Hard to handle, p.18
Hard to Handle,
p.18
But I do have to explain, I want to say. Callum is a client, and now that he thinks we’re together, my integrity and reputation are at stake.
“I just . . . it’s not what he thinks it is,” I mumble, hating that Callum can’t even meet my eyes.
“I wanted to make sure you got back okay,” Callum says to me, eyes lowered. “I tried your cell but didn’t hear anything.” He pauses and then turns his attention to Hunter. “And you, Maddox. You took off from the club without a word and were drunk as shit . . . Forget about it.” He looks from Hunter to me and then back. “You’re obviously okay. Both of you.”
“Yep. Sure am,” Hunter says, that half-cocked smirk on his lips not doing me any favors to dispel the situation.
“I’m just waiting for my room to be ready.”
“In a robe,” Cal purses his lips and nods. “Got it.”
“Cal, wait,” I say and step past Hunter. “I promise it’s not what it looks like.”
“It’s your business, not mine.”
“Perfect timing,” a voice says behind Callum, and we all startle at there being someone else in the hallway at this odd hour of the morning. There’s a rattle of dishes on a tray—glasses and silverware, before the room service person steps forward, pushing the tray in front of them. “Mr. Maddox?” he asks as he looks at the two men.
“Yes. Thank you.” Hunter steps forward.
“Some hot chocolate. Grilled cheeses. Some hot apple turnovers. And I think a few more goodies. It’s all on the house of course for the inconvenience we’ve caused you, Miss Kincade.”
“Thank you.” I nod and give a tight smile, more than relieved to have an innocent bystander back up my story with Callum.
“Maintenance just told me your room will be ready in five minutes. I was asked to escort you down there to make sure all your things are okay and to your liking.”
“Oh.” I hold the top of the robe closed and wonder if this is a blessing or a curse.
The blessing being that Hunter and I have never done that after part of sex before. It used to be sex, clean up, exchange a few words, maybe not . . . and then one of us would leave. Sure, we enjoyed each other, but there was nothing else between us.

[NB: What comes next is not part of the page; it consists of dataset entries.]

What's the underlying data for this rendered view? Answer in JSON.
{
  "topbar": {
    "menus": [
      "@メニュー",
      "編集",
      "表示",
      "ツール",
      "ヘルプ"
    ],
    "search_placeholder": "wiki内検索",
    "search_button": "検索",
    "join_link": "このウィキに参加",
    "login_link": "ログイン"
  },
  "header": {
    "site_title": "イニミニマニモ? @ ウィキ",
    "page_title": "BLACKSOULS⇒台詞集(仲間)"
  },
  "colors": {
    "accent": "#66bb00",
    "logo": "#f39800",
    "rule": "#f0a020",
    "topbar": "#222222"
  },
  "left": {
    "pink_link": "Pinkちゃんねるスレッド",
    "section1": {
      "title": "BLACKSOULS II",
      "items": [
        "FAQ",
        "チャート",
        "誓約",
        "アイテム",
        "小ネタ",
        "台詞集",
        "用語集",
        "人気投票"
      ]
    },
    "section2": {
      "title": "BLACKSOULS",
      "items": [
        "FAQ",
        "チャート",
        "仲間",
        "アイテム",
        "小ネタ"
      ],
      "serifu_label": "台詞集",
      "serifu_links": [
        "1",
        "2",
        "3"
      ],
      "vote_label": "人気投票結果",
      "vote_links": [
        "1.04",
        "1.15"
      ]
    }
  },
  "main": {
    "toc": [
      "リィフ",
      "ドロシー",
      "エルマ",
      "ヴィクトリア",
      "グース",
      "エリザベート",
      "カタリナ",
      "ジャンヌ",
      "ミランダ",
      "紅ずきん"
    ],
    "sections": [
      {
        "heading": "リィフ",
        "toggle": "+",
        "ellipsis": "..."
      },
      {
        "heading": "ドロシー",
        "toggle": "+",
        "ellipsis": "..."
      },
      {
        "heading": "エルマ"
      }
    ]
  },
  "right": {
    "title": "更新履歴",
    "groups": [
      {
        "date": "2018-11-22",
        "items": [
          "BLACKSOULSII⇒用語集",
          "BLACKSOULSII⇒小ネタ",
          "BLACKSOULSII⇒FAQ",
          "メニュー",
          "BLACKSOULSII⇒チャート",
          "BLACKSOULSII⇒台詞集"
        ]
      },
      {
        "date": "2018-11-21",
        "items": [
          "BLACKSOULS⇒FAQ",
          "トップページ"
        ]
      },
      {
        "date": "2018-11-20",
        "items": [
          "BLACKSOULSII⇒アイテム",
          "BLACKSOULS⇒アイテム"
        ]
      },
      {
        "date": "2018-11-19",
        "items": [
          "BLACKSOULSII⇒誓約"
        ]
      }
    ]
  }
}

The curse being that we’ve never done the after part of sex before either.
I glance back to the clothes on the floor and wonder how I retain my dignity while I scramble to pick them all up.

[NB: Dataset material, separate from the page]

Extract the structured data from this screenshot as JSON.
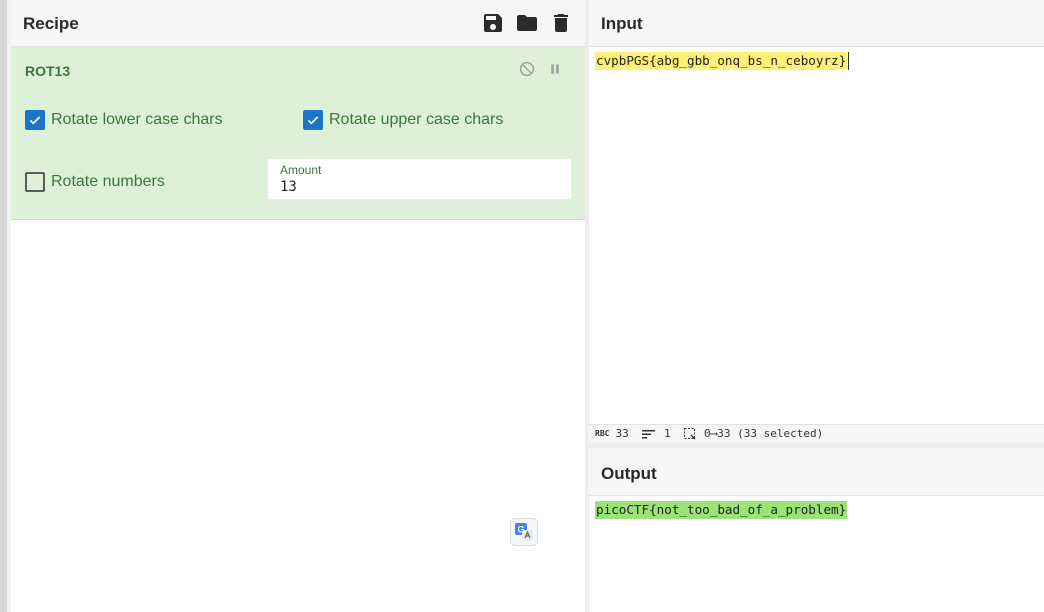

Callum assesses the situation and nods. “It’s late,” he says before shuffling down the hall toward his room, a few rooms down.

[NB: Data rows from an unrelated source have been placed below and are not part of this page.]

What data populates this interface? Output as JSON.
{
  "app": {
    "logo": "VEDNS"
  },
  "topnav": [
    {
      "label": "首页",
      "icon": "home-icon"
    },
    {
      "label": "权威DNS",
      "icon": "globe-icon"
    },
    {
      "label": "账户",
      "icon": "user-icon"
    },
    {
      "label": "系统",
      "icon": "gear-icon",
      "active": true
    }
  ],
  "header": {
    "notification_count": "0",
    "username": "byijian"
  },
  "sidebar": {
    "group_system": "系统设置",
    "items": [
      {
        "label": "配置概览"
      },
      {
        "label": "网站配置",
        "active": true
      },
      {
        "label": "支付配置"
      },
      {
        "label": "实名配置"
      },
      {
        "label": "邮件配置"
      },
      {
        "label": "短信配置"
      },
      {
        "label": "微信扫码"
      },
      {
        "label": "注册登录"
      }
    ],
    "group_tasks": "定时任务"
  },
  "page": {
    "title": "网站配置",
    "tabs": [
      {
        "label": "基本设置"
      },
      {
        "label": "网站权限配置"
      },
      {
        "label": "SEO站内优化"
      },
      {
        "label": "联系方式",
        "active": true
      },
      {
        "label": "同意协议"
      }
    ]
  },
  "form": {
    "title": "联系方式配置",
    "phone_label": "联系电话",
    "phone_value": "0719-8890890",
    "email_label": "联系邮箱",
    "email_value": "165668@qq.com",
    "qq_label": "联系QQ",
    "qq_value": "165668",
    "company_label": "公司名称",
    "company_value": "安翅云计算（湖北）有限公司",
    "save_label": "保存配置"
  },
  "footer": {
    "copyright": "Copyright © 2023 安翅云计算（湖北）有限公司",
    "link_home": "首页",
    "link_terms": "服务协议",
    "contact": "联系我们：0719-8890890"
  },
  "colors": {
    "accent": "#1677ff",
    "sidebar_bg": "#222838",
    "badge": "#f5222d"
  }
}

Hunter moves a hand to my lower back as the server moves the cart into the room. “Stay and eat?”
I shake my head, suddenly in a state of limbo—embarrassed, worried, confused. “I’m fine. I’ve got to go to my room—he said so—and . . .”
“Dekker.”
“No, It’s late. I should go make sure my room and things are okay.”
“I’ll walk you down there.”
“No. I’ve got it.” I step away from him, suddenly uncomfortable in everything. Needing space to clear my head and the emotions I know are most likely one-sided. At the situation I’ve just put myself in.
Shit.
“Dekker?” he asks.
“It’s fine.”
“I’ll take her down,” Hunter reasserts.
“No,” I say with more force than I should before turning to the hotel staffer. “Can you give me a minute? I’ll be right there.”
The staffer nods and I shut the door to buy me a few minutes to gather my stuff.
“Dekker?” Hunter says as I move around his room like a madwoman gathering my wet clothes and shoes.
“It’s fine. We’re fine,” I mutter and smile.
“So you’ve said.”
“If Callum talks—”
“Then what?” Hunter asks, his voice resonating around the room. “If he talks, then what’s the big deal? You’re a grown woman who can have sex with whomever she chooses. Why does it matter?”
“Because it does.” I fight the sudden burning of tears and hate that they’re there. Because I don’t cry over men. I don’t cry over things that can never be. And I certainly refuse to cry over Hunter Maddox.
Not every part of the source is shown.